Lin is using the data from people with Chronic Low Back Pain to improve her platform. A variety of data sets has proven the ability of these artificial-intelligence tools to provide insights that align closely with people’s own pain assessments.

At a point in time, the technology provides a snapshot of a person’s pain. That is fine for an assessment by a doctor, but it can’t show the changes in pain levels over time.

Costs and complexity make these technologies unsuitable for clinical use. Diagnostic tools and Wearable Devices come in when it’s practical and portable.

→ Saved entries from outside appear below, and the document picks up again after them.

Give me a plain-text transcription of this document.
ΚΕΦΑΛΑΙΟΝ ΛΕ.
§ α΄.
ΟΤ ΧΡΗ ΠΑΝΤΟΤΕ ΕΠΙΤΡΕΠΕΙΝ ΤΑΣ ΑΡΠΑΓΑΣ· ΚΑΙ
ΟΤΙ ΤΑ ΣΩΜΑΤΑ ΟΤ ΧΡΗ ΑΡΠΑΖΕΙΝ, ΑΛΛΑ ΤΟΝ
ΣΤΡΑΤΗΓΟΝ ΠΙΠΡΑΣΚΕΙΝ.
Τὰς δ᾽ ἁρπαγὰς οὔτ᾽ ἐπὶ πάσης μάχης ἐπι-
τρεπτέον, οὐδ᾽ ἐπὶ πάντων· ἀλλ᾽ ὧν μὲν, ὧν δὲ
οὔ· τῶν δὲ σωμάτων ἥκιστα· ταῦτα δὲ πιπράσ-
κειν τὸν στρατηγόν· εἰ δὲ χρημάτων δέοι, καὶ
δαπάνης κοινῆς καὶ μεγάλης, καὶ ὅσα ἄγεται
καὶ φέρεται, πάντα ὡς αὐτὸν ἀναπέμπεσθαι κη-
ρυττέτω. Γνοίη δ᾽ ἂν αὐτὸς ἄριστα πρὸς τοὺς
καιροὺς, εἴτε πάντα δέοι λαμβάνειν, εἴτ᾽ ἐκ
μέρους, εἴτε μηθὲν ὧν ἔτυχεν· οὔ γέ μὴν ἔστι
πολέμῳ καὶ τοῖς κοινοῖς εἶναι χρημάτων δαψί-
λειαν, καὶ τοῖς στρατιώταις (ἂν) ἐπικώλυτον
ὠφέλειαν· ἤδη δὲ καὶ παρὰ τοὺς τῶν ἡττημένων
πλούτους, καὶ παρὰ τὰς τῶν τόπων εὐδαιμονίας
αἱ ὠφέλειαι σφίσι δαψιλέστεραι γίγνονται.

The platform is authorized in the United States only for use during surgery with people who are under anaesthesia and unable to communicate their pain levels. By allowing clinicians to adjust painkiller dosages in line with an individual’s pain, it aims to optimize pain management and mitigate the risks associated with unnecessary opioid prescriptions.

Moreover, many individuals — including babies, people who are non-verbal, people who are critically injured and those under sedation — cannot communicate their symptoms effectively. This makes it more difficult to manage and treat pain and impedes the delivery of analgesia.

As discomfort escalates to pain, a sensor strapped to my chest detects changes in my heart rate, breathing pattern, skin conductance and other bodily responses. The signals are processed into a pain score. Displayed on a smartphone app, my pain level is 4.

The graduate student bears down on my arm with a force akin to a firm handshake. The sensation starts to hurt when you concentrate on a patch of skin in the same size as a small coin.